Purpose : The canonical retinal pigment epithelium (RPE) visual cycle provides rods and cones with 11-cis retinal. A second visual cycle involving the Müller cells in the retina provides chromophore selectively to cones. However, the putative all-trans retinol isomerase of this retina visual cycle, DES1, produces preferably 9-cis over 11-cis retinol in vitro. The nature of the chromophore actually provided to cones by the retina visual cycle is unknown. Here, we sought to identify the isoform of cis retinol provided to cones by retinal Müller cells and the location of its subsequent oxidation within cones.

Methods : Salamander rods and cones were dark-adapted in the intact eye (by both the RPE and retina visual cycles), in the isolated retina (by only the retina visual cycle), or with exogenous retinoid after dissociation from the retina. Spectral sensitivity was determined with single-cell suction recordings. The resulting action spectra were used to determine the chromophore content in each cell type based on the absorption spectra of 9-cis and 11-cis pigments.
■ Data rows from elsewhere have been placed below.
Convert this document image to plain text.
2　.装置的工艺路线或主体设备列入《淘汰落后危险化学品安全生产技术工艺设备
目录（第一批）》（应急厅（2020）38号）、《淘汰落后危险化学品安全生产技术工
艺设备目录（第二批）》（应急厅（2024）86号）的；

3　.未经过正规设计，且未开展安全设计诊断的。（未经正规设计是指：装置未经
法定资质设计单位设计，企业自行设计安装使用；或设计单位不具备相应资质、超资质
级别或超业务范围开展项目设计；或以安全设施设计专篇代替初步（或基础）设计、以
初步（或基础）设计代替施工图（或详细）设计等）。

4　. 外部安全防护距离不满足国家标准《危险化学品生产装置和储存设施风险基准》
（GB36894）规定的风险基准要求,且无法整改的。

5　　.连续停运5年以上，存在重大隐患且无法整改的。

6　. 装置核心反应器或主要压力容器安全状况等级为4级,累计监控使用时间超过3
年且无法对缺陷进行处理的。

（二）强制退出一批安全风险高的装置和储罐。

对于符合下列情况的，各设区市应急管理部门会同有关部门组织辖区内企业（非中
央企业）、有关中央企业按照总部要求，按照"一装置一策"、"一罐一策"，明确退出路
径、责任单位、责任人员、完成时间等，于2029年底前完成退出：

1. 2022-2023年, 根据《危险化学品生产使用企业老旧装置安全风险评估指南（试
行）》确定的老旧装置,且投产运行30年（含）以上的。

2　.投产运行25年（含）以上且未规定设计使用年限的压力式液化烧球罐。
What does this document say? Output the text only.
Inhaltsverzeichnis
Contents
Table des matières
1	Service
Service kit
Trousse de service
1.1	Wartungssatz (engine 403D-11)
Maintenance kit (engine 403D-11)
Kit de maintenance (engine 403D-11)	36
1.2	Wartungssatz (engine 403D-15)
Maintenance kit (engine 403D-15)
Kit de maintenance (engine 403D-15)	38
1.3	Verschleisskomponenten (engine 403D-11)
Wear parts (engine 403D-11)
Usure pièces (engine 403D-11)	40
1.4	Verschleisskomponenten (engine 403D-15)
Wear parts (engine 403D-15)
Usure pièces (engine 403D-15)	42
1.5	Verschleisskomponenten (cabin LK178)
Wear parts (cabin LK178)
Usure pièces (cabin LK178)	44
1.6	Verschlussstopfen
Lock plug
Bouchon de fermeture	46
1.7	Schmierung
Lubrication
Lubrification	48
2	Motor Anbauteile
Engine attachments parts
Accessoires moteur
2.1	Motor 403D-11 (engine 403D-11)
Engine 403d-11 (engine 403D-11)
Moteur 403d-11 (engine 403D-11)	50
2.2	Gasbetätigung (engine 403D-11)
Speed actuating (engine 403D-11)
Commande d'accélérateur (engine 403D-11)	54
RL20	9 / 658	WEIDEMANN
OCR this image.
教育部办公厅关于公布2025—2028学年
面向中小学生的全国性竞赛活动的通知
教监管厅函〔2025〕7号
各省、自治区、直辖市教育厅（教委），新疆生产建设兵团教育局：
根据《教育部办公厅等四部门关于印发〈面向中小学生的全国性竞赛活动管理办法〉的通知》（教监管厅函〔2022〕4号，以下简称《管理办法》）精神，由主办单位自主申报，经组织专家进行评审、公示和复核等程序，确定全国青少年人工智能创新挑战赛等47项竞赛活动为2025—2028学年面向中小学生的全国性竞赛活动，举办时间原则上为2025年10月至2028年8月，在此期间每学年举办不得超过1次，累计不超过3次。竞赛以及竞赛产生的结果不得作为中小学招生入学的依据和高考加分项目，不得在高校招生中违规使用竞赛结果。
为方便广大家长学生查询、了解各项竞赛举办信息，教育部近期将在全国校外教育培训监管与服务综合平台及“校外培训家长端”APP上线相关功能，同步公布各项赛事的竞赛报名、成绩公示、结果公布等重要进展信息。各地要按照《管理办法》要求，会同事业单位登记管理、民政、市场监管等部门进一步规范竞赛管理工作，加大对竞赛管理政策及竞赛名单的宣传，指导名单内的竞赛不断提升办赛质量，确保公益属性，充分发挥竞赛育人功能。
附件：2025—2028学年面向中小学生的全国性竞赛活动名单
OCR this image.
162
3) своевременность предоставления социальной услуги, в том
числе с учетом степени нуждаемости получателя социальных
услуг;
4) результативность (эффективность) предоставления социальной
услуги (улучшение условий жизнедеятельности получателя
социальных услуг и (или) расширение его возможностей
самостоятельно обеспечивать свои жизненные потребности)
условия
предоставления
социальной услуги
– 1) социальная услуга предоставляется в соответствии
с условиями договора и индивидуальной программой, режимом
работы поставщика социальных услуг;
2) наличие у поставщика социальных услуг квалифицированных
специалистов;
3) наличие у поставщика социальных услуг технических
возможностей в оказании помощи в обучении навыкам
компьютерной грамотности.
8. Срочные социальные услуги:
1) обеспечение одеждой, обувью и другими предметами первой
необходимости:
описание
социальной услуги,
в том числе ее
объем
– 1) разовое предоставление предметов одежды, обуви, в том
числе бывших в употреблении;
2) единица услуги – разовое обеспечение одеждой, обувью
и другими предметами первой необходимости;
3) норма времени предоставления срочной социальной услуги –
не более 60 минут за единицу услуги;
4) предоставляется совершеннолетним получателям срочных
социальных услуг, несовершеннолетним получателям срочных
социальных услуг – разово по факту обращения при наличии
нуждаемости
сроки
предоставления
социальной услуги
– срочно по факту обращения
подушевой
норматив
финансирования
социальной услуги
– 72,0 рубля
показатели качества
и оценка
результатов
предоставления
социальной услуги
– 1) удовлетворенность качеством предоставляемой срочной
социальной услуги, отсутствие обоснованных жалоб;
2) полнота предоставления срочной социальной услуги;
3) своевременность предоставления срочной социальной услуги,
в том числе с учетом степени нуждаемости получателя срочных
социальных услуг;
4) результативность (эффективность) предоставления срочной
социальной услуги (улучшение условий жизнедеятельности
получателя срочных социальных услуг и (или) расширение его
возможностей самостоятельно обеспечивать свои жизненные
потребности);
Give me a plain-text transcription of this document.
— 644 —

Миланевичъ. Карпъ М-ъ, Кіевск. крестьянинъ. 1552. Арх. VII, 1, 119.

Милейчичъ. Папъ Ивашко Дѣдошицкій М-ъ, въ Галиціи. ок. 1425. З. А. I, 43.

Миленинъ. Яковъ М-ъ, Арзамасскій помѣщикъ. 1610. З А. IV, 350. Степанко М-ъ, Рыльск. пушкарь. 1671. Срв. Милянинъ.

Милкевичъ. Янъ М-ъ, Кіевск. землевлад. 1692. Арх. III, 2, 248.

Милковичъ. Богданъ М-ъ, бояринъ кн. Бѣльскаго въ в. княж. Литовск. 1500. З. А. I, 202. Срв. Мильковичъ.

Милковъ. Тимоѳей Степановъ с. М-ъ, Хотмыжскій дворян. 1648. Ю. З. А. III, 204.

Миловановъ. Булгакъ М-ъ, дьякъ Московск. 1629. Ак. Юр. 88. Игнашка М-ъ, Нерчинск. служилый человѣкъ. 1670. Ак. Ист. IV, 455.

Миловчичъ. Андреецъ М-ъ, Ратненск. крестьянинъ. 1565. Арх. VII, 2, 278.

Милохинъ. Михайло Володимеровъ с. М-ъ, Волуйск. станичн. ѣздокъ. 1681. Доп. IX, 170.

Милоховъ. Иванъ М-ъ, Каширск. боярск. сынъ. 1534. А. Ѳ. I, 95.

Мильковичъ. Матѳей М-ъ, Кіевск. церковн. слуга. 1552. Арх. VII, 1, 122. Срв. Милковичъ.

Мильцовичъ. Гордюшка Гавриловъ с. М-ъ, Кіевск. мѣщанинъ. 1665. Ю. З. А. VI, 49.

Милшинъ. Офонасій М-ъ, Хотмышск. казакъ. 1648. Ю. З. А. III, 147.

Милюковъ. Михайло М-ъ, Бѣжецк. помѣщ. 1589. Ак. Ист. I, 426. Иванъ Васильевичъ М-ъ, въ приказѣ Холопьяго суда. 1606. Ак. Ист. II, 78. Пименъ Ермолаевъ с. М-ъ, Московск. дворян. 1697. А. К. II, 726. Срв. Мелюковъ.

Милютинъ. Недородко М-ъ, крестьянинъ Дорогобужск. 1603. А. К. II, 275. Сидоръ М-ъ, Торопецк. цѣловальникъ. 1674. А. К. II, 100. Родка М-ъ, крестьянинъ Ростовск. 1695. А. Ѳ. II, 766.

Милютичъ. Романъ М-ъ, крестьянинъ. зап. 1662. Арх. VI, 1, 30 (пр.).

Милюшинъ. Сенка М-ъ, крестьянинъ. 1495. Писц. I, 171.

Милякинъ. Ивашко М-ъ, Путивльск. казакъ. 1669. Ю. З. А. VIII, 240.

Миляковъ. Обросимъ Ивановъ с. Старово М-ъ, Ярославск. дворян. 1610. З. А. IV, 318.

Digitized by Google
Results : The spectral sensitivity of salamander cones dark adapted in the isolated retina was similar to that of cones dark-adapted in the intact eye and could be fit by pure A1/A2 11-cis spectral templates without 9-cis contribution. Similar results in mouse also revealed the absence of 9-cis chromophore in cones after regeneration of their pigment by the retina visual cycle. Thus, Müller cells provide cones exclusively with 11-cis chromophore. Despite sharing the same pigment, salamander blue cones, but not green rods, recovered their sensitivity in the isolated retina, suggesting that access to the retina visual cycle is pigment-independent and cone-specific. Consistent with this notion, exogenous 9-cis retinol produced robust sensitivity recovery in bleached red and blue cones but not in red and green rods. Cone dark adaptation was substantially faster when exposing the outer vs the inner segment to 9-cis retinol, suggesting that cis-retinol oxidation occurs in the outer segment.

Conclusions : Müller cells in the retina visual cycle provide cones exclusively with 11-cis chromophore. However, cone outer segments can oxidize 9-cis retinol to 9-cis retinal and use it for pigment regeneration. Thus, commercially available 9-cis retinol is an excellent alternative to the unstable 11-cis retinol for studying the retina visual cycle.

This is an abstract that was submitted for the 2016 ARVO Annual Meeting, held in Seattle, Wash., May 1-5, 2016.